The U.S. Congress on Thursday approved a $168-billion “economic stimulus” plan that will issue tax rebate checks to millions of taxpayers. The plan, which exceeded original expectations of $145 billion, provided the media with another opportunity to question – not whether the stimulus would do any good, but whether it was big enough.
“Some people might say it’s too little, too late,” CNBC’s Erin Burnett said on the NBC “Today” show February 8. She didn’t clarify who “some people” are, but the media have questioned why the stimulus proposal was so “small.”
But economic analysts aren’t sure an economic stimulus package – big or small – will help boost the economy. Cato Institute senior fellow and BMI adviser Dan Mitchell said January 18 that the proposed stimulus “will not work.”
“Rebates are particularly disappointing because they resuscitate the discredited Keynesian notion that an economy benefits when the government borrows money from people in one sector of the economy and distributes it back to people in another sector of the economy,” Mitchell said.
Burnett said, however, that “at a time when the American economy has been under attack, it is better to get something than nothing.”
Under attack by whom?
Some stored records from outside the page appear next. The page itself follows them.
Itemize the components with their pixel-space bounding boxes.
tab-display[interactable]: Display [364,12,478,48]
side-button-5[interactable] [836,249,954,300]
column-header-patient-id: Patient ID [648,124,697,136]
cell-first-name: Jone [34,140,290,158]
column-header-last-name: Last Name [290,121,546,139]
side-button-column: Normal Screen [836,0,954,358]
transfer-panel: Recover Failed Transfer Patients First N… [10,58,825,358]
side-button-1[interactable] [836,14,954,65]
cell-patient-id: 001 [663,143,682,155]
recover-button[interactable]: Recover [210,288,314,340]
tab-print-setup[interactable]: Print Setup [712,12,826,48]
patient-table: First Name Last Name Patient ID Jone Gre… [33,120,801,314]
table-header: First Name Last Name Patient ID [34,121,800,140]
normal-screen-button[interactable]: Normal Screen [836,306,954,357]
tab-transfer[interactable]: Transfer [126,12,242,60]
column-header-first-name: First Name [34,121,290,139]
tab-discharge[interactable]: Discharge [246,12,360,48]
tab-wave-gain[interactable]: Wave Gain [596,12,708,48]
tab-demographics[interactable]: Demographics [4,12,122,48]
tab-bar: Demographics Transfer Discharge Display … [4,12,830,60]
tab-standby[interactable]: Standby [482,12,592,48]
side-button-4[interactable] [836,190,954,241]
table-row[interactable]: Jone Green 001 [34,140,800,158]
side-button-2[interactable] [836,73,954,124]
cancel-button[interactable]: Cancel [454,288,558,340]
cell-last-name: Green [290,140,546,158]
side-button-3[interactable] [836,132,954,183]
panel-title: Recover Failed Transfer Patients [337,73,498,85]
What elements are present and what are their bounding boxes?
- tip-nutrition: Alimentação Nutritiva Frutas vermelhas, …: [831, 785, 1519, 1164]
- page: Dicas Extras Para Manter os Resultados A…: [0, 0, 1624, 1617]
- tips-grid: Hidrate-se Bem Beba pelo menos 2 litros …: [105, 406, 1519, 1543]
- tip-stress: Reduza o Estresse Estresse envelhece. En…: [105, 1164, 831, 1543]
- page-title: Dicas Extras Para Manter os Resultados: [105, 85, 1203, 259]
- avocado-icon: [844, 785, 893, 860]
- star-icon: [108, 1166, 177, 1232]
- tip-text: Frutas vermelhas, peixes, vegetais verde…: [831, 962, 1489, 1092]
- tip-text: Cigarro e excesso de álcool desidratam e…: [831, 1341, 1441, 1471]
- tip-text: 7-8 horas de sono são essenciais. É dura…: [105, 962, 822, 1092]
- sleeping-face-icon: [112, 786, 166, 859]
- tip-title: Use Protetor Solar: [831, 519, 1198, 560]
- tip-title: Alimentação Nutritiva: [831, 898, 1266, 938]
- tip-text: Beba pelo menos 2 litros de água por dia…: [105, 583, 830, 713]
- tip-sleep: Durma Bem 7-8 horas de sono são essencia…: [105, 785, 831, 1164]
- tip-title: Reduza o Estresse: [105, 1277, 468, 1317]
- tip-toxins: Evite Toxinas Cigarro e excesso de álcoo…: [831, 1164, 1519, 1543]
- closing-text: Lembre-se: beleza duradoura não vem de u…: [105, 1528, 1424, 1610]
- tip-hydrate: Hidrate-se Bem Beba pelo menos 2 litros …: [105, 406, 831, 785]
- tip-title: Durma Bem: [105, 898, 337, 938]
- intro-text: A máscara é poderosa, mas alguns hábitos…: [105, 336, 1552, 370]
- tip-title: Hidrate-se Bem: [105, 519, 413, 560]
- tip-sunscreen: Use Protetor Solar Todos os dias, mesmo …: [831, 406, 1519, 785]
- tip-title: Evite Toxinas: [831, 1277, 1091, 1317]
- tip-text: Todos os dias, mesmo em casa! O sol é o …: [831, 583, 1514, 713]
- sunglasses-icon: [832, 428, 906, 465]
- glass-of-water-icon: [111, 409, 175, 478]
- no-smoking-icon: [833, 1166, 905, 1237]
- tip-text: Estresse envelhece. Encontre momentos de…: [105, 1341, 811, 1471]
Perhaps she was referring to the media’s coverage of the economy.
“The U.S. dollar and the U.S. economy have been taking a beating. It is the right word to use,” Burnett said. “So will the interest rate cuts that we’ve been getting and the rebate checks help the economy and the U.S. dollar? Well, watch CNBC all day; you’ll certainly find out.”
Burnett also praised the government’s expected “efficiency” in distributing the checks. Reports have suggested checks will be mailed beginning in May.
“But the bottom line here, Ann, is we’d like to get them tomorrow. Sixty days, though, is lightening speed when it comes to government work,” she said.